Беременность Куколки подходила к концу, когда она обратила внимание на то, что ребенок перестал толкаться у нее в животе, но сперва не слишком этим обеспокоилась. Впрочем, через несколько дней она все же пошла в больницу. Врач посмотрел ее и успокоил, сказав, что все в порядке. Но потом ей сделали УЗИ и не смогли обнаружить у младенца сердцебиения. Уже на следующий день Куколке стимулировали роды. В странно притихшей родовой никто тогда не проронил ни слова.

И с тех пор Куколка возненавидела тишину, молчание, замалчивание. Ведь ей казалось, что после родов она будет испытывать невероятную радость, возбуждение, прилив сил, а потом ее дом наполнится иными звуками: детским плачем, смехом, нежным воркованием, пением колыбельных, веселыми играми, рассказыванием сказок, телефонными звонками друзей, предлагающих помочь, и радостными криками гостей. Но там ее окружали только боль и тишина. И тот день стал поворотным в ее жизни – теперь тишине и молчанию она предпочитала любой шум, любые громкие звуки.

В больнице ей сказали, что ребенок выглядел истощенным. И он действительно показался ей совсем не таким, каким она его себе представляла. Во всяком случае, выглядел он отнюдь не идеально. Ей разрешили его обнять и, если хочет, одеть и даже сфотографироваться с ним – многие делают это, желая оставить на память фотографию младенца.

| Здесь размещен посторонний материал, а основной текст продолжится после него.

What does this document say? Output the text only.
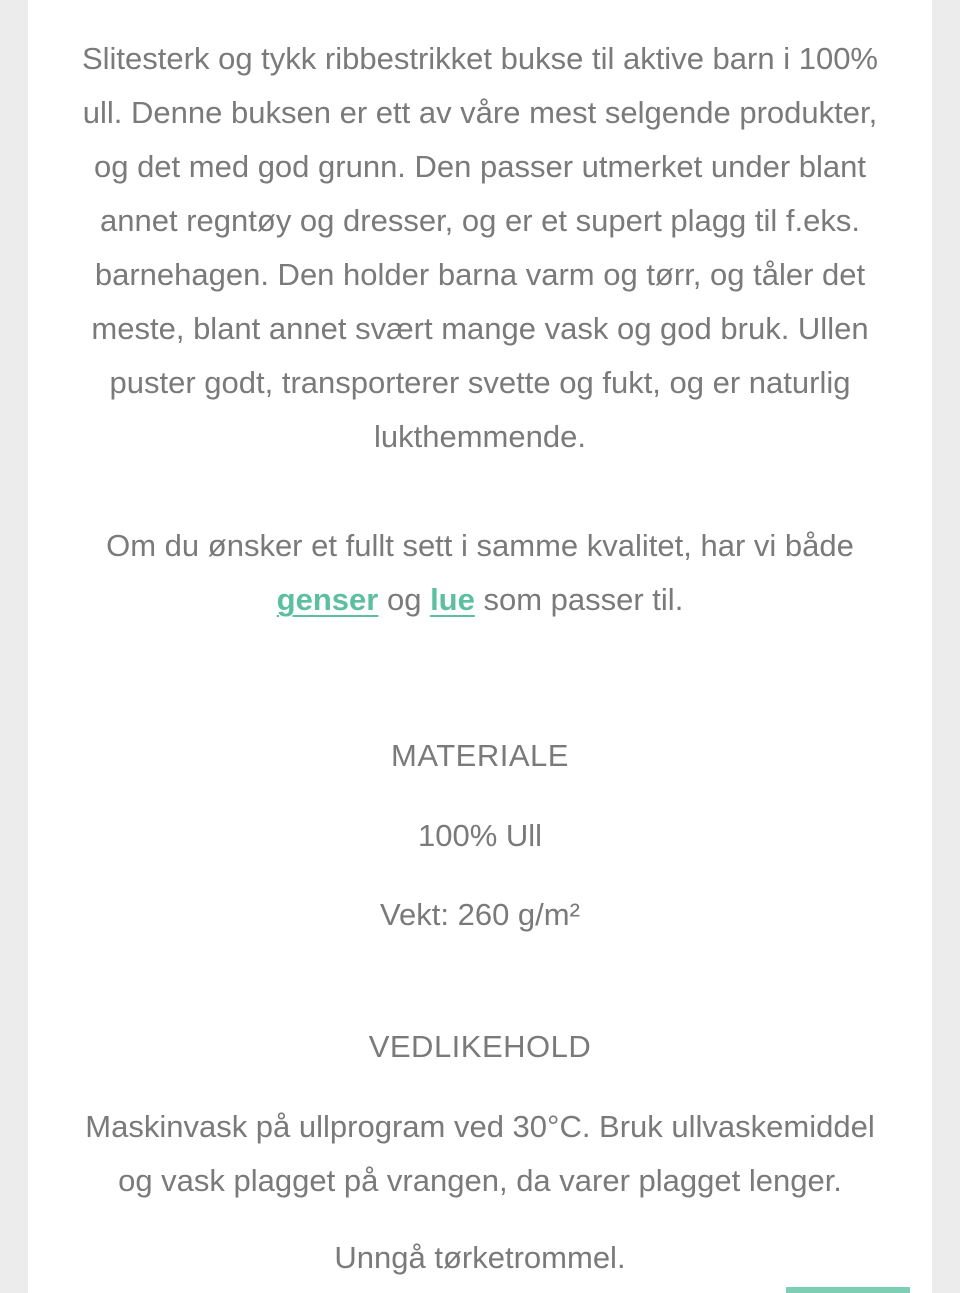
Slitesterk og tykk ribbestrikket bukse til aktive barn i 100% ull. Denne buksen er ett av våre mest selgende produkter, og det med god grunn. Den passer utmerket under blant annet regntøy og dresser, og er et supert plagg til f.eks. barnehagen. Den holder barna varm og tørr, og tåler det meste, blant annet svært mange vask og god bruk. Ullen puster godt, transporterer svette og fukt, og er naturlig lukthemmende.

Om du ønsker et fullt sett i samme kvalitet, har vi både genser og lue som passer til.

MATERIALE
100% Ull
Vekt: 260 g/m²
VEDLIKEHOLD

Maskinvask på ullprogram ved 30°C. Bruk ullvaskemiddel og vask plagget på vrangen, da varer plagget lenger.

Unngå tørketrommel.
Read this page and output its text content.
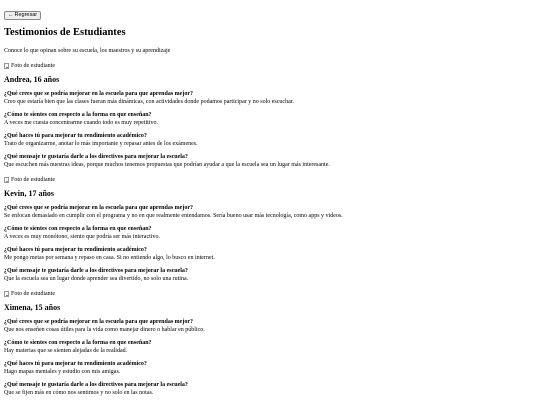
← Regresar
Testimonios de Estudiantes
Conoce lo que opinan sobre su escuela, los maestros y su aprendizaje
Foto de estudiante
Andrea, 16 años
¿Qué crees que se podría mejorar en la escuela para que aprendas mejor?
Creo que estaría bien que las clases fueran más dinámicas, con actividades donde podamos participar y no solo escuchar.
¿Cómo te sientes con respecto a la forma en que enseñan?
A veces me cuesta concentrarme cuando todo es muy repetitivo.
¿Qué haces tú para mejorar tu rendimiento académico?
Trato de organizarme, anotar lo más importante y repasar antes de los exámenes.
¿Qué mensaje te gustaría darle a los directivos para mejorar la escuela?
Que escuchen más nuestras ideas, porque muchos tenemos propuestas que podrían ayudar a que la escuela sea un lugar más interesante.
Foto de estudiante
Kevin, 17 años
¿Qué crees que se podría mejorar en la escuela para que aprendas mejor?
Se enfocan demasiado en cumplir con el programa y no en que realmente entendamos. Sería bueno usar más tecnología, como apps y videos.
¿Cómo te sientes con respecto a la forma en que enseñan?
A veces es muy monótono, siento que podría ser más interactivo.
¿Qué haces tú para mejorar tu rendimiento académico?
Me pongo metas por semana y repaso en casa. Si no entiendo algo, lo busco en internet.
¿Qué mensaje te gustaría darle a los directivos para mejorar la escuela?
Que la escuela sea un lugar donde aprender sea divertido, no solo una rutina.
Foto de estudiante
Ximena, 15 años
¿Qué crees que se podría mejorar en la escuela para que aprendas mejor?
Que nos enseñen cosas útiles para la vida como manejar dinero o hablar en público.
¿Cómo te sientes con respecto a la forma en que enseñan?
Hay materias que se sienten alejadas de la realidad.
¿Qué haces tú para mejorar tu rendimiento académico?
Hago mapas mentales y estudio con mis amigas.
¿Qué mensaje te gustaría darle a los directivos para mejorar la escuela?
Que se fijen más en cómo nos sentimos y no solo en las notas.
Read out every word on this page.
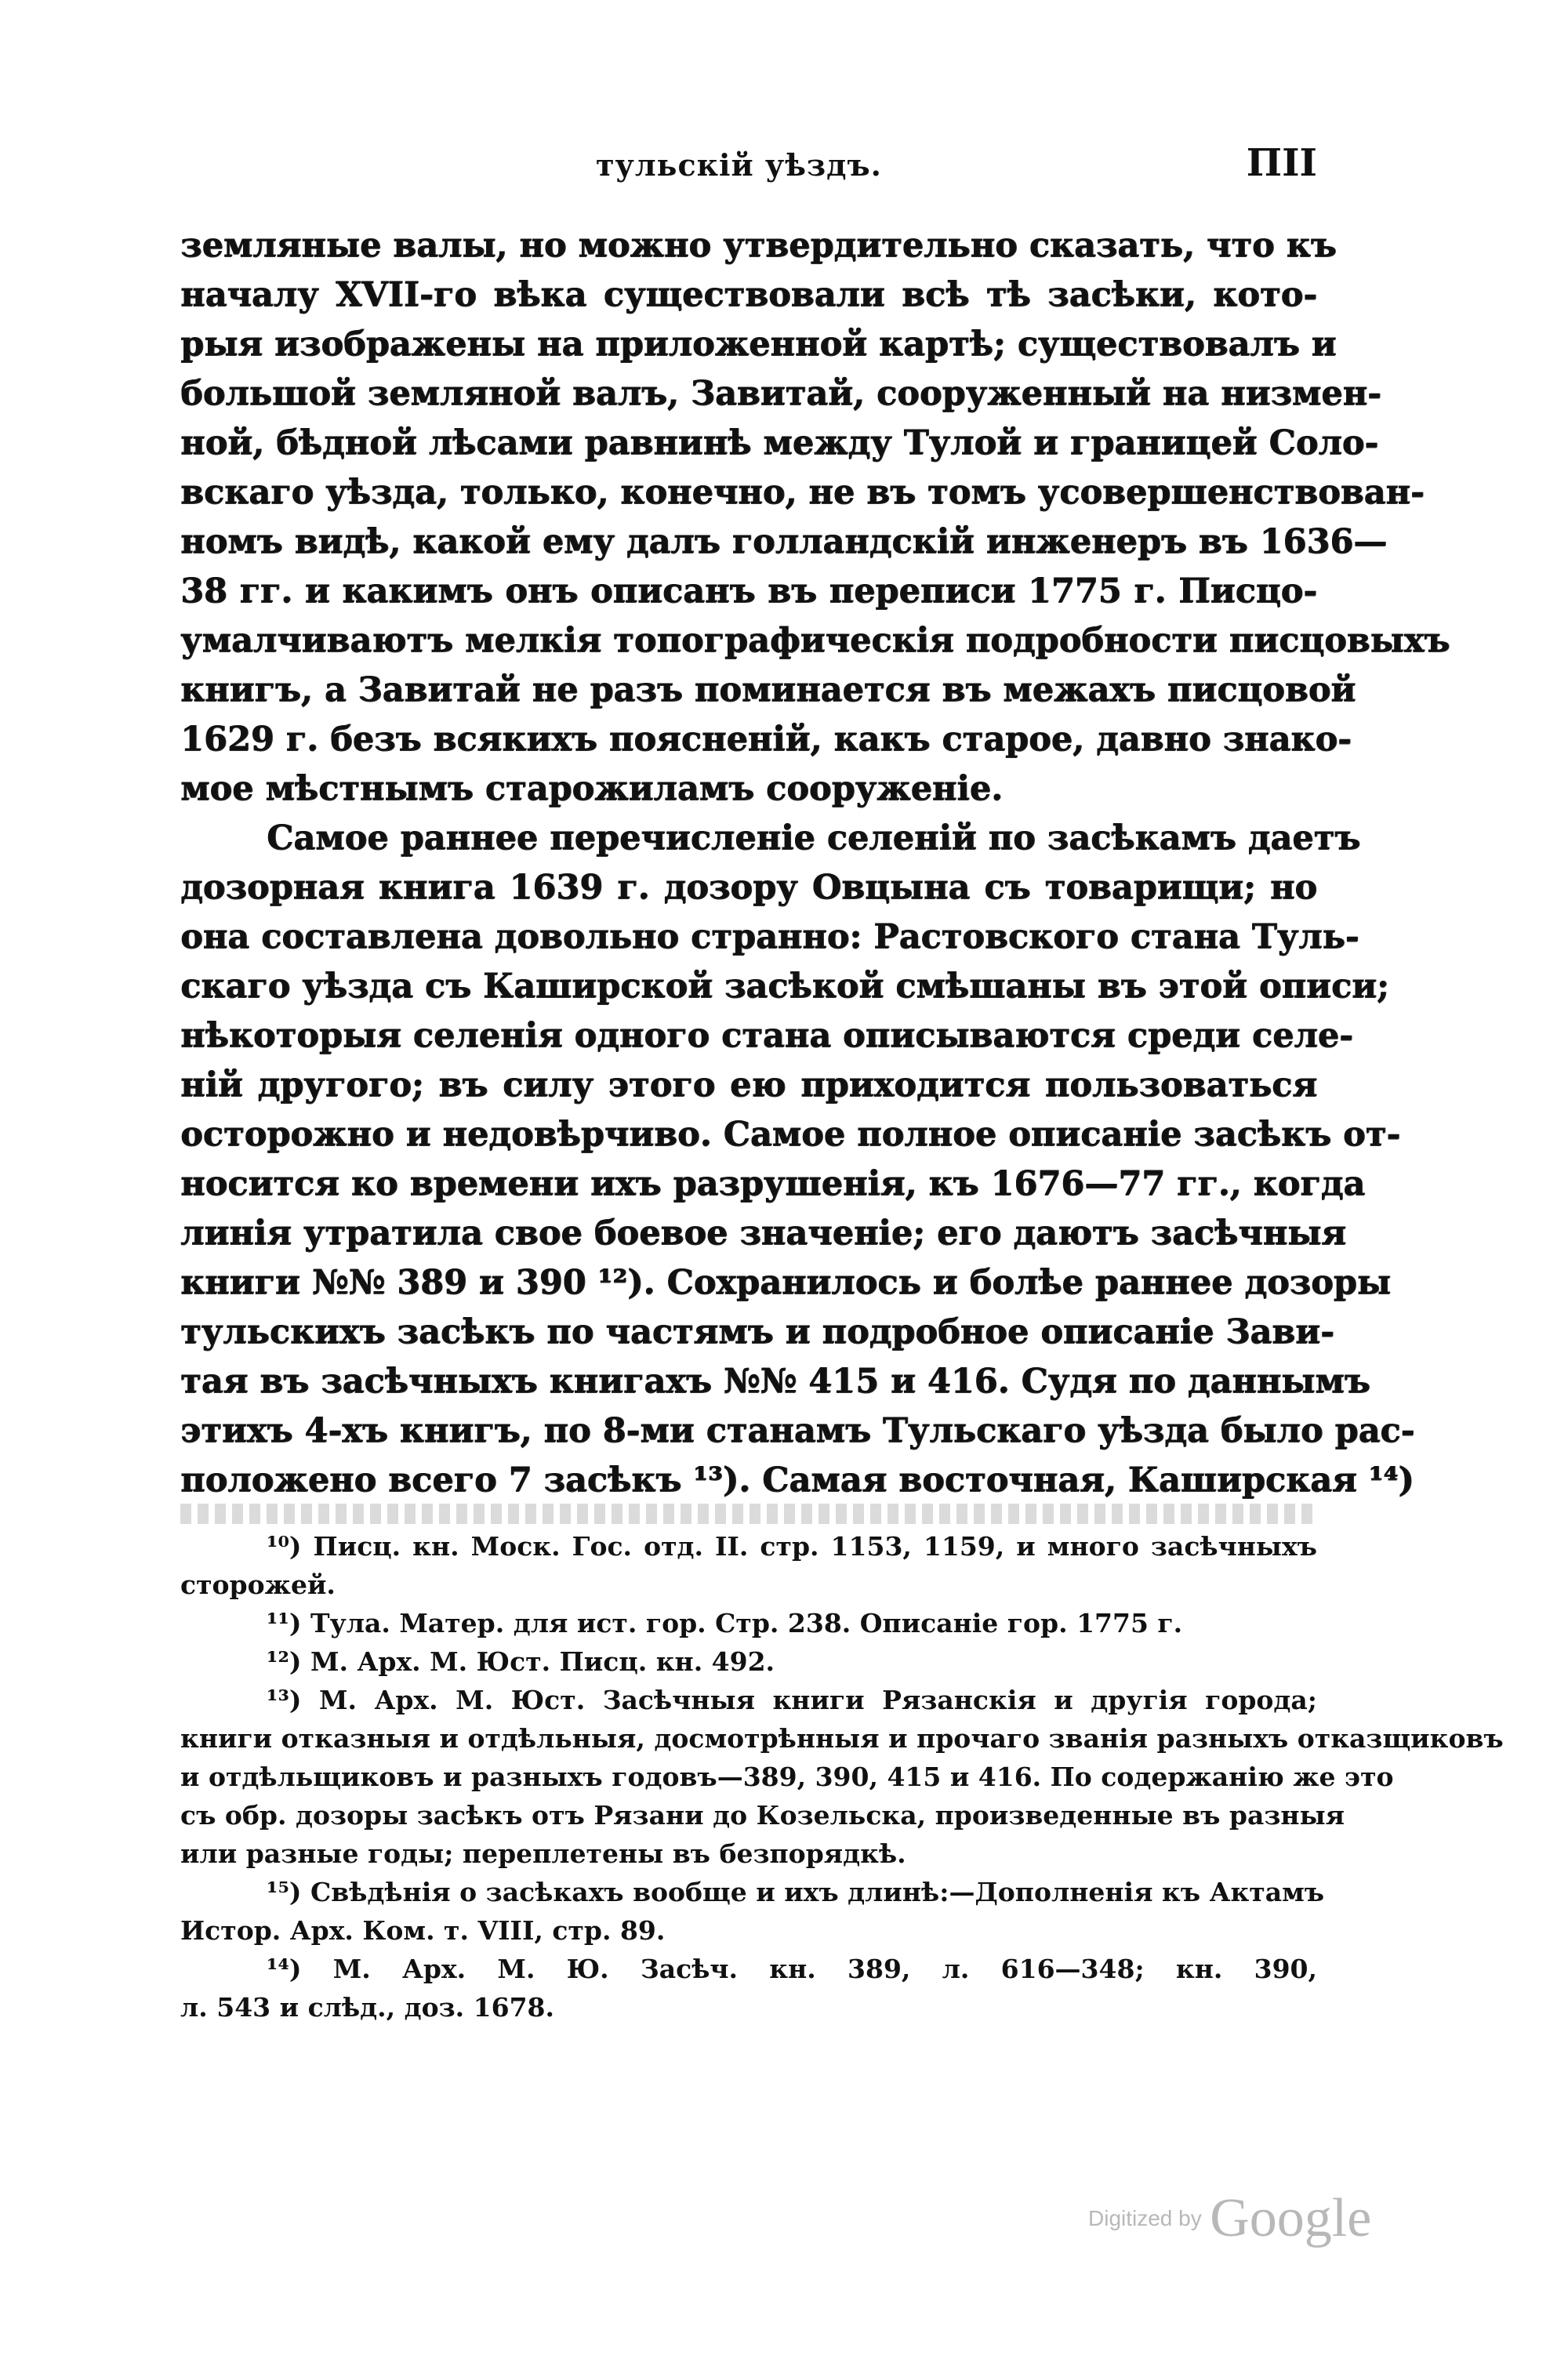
тульскій уѣздъ.	ПІІ
земляные валы, но можно утвердительно сказать, что къ
началу XVII-го вѣка существовали всѣ тѣ засѣки, кото-
рыя изображены на приложенной картѣ; существовалъ и
большой земляной валъ, Завитай, сооруженный на низмен-
ной, бѣдной лѣсами равнинѣ между Тулой и границей Соло-
вскаго уѣзда, только, конечно, не въ томъ усовершенствован-
номъ видѣ, какой ему далъ голландскій инженеръ въ 1636—
38 гг. и какимъ онъ описанъ въ переписи 1775 г. Писцо-
умалчиваютъ мелкія топографическія подробности писцовыхъ
книгъ, а Завитай не разъ поминается въ межахъ писцовой
1629 г. безъ всякихъ поясненій, какъ старое, давно знакo-
мое мѣстнымъ старожиламъ сооруженіе.
Самое раннее перечисленіе селеній по засѣкамъ даетъ
дозорная книга 1639 г. дозору Овцына съ товарищи; но
она составлена довольно странно: Растовского стана Туль-
скаго уѣзда съ Каширской засѣкой смѣшаны въ этой описи;
нѣкоторыя селенія одного стана описываются среди селе-
ній другого; въ силу этого ею приходится пользоваться
осторожно и недовѣрчиво. Самое полное описаніе засѣкъ от-
носится ко времени ихъ разрушенія, къ 1676—77 гг., когда
линія утратила свое боевое значеніе; его даютъ засѣчныя
книги №№ 389 и 390 ¹²). Сохранилось и болѣе раннее дозоры
тульскихъ засѣкъ по частямъ и подробное описаніе Зави-
тая въ засѣчныхъ книгахъ №№ 415 и 416. Судя по даннымъ
этихъ 4-хъ книгъ, по 8-ми станамъ Тульскаго уѣзда было рас-
положено всего 7 засѣкъ ¹³). Самая восточная, Каширская ¹⁴)
¹⁰) Писц. кн. Моск. Гос. отд. II. стр. 1153, 1159, и много засѣчныхъ
сторожей.
¹¹) Тула. Матер. для ист. гор. Стр. 238. Описаніе гор. 1775 г.
¹²) М. Арх. М. Юст. Писц. кн. 492.
¹³) М. Арх. М. Юст. Засѣчныя книги Рязанскія и другія города;
книги отказныя и отдѣльныя, досмотрѣнныя и прочаго званія разныхъ отказщиковъ
и отдѣльщиковъ и разныхъ годовъ—389, 390, 415 и 416. По содержанію же это
съ обр. дозоры засѣкъ отъ Рязани до Козельска, произведенные въ разныя
или разные годы; переплетены въ безпорядкѣ.
¹⁵) Свѣдѣнія о засѣкахъ вообще и ихъ длинѣ:—Дополненія къ Актамъ
Истор. Арх. Ком. т. VIII, стр. 89.
¹⁴) М. Арх. М. Ю. Засѣч. кн. 389, л. 616—348; кн. 390,
л. 543 и слѣд., доз. 1678.
Digitized by Google
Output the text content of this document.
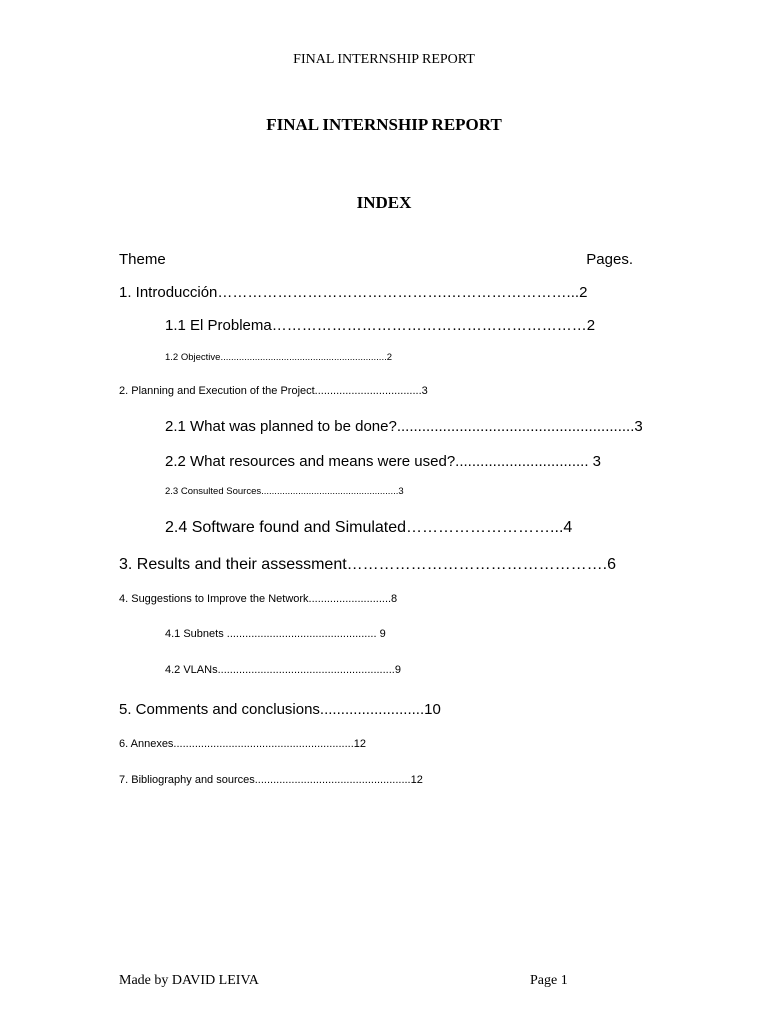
FINAL INTERNSHIP REPORT
FINAL INTERNSHIP REPORT
INDEX
Theme	Pages.
1. Introducción……………………………………….……………………...2
1.1 El Problema………………………………………………………2
1.2 Objective...............................................................2
2. Planning and Execution of the Project...................................3
2.1 What was planned to be done?.........................................................3
2.2 What resources and means were used?................................ 3
2.3 Consulted Sources....................................................3
2.4 Software found and Simulated………………………...4
3. Results and their assessment………………………………………….6
4. Suggestions to Improve the Network...........................8
4.1 Subnets ................................................. 9
4.2 VLANs..........................................................9
5. Comments and conclusions.........................10
6. Annexes...........................................................12
7. Bibliography and sources...................................................12
Made by DAVID LEIVA	Page 1
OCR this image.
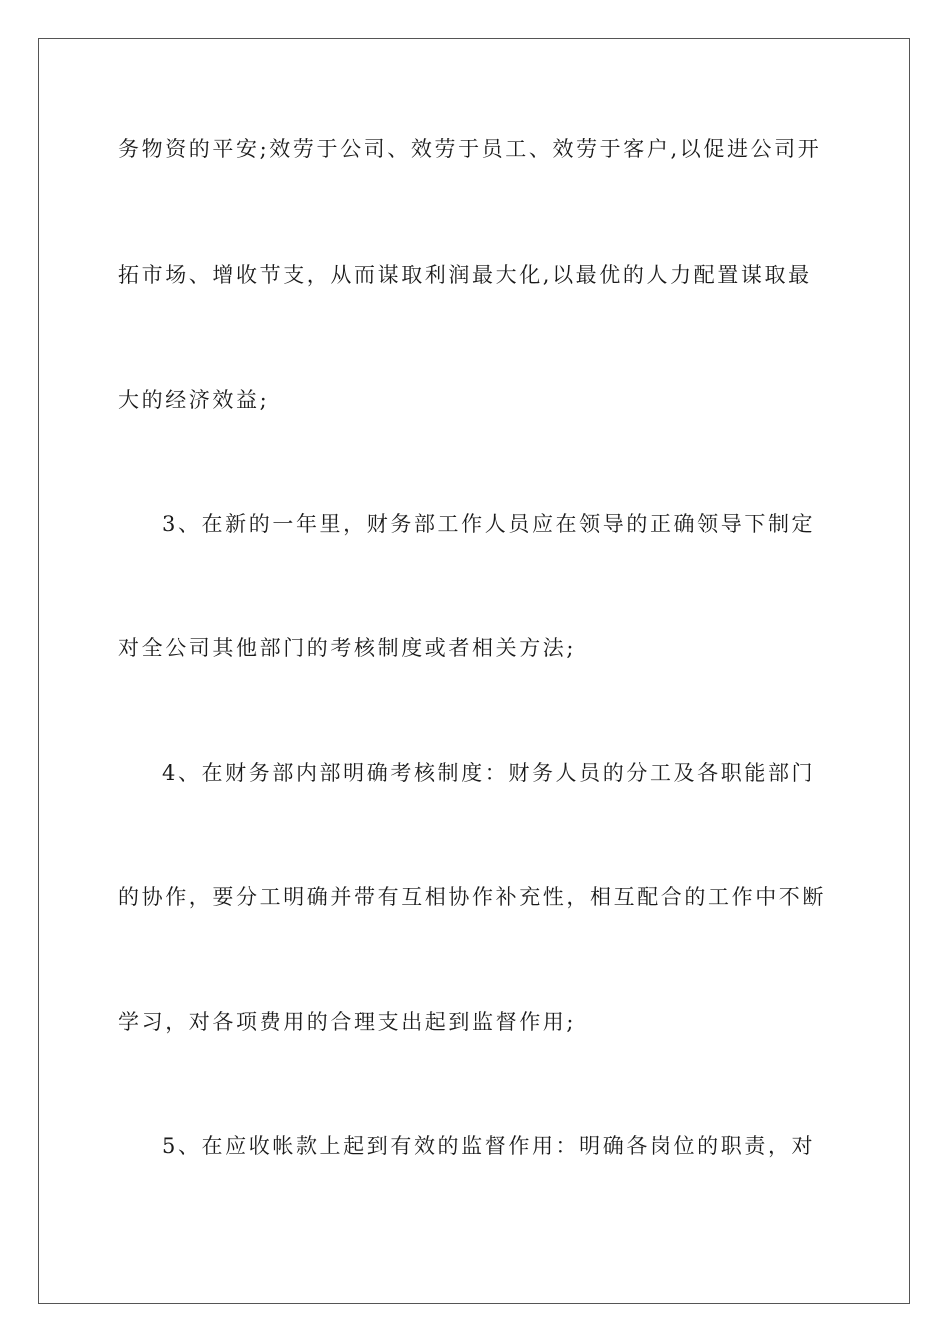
务物资的平安;效劳于公司、效劳于员工、效劳于客户,以促进公司开
拓市场、增收节支，从而谋取利润最大化,以最优的人力配置谋取最
大的经济效益;
3、在新的一年里，财务部工作人员应在领导的正确领导下制定
对全公司其他部门的考核制度或者相关方法;
4、在财务部内部明确考核制度：财务人员的分工及各职能部门
的协作，要分工明确并带有互相协作补充性，相互配合的工作中不断
学习，对各项费用的合理支出起到监督作用;
5、在应收帐款上起到有效的监督作用：明确各岗位的职责，对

Куколка взяла сына на руки. Его глаза синего цвета были широко распахнуты и показались ей очень большими и страшными. Она мягко провела рукой, закрывая ему глаза, но они снова распахнулись. Он отказывался закрывать глаза и желал смотреть на нее. Он был ее сыном. Она была его матерью. Они были едины. Но он был мертв. И она не стала его одевать. И фотографироваться с ним тоже не стала. Он умер, но у нее остались воспоминания о том, как он жил в ней, осталось ощущение, что они одно целое. Она целовала его чуть влажное застывшее личико, и его сморщенная кожа на ощупь была как сушеный чернослив. В это мгновение он словно отвергал ее. А она в это мгновение всем сердцем его любила. Но глаза закрывать он ни за что не хотел; он хотел смотреть на нее.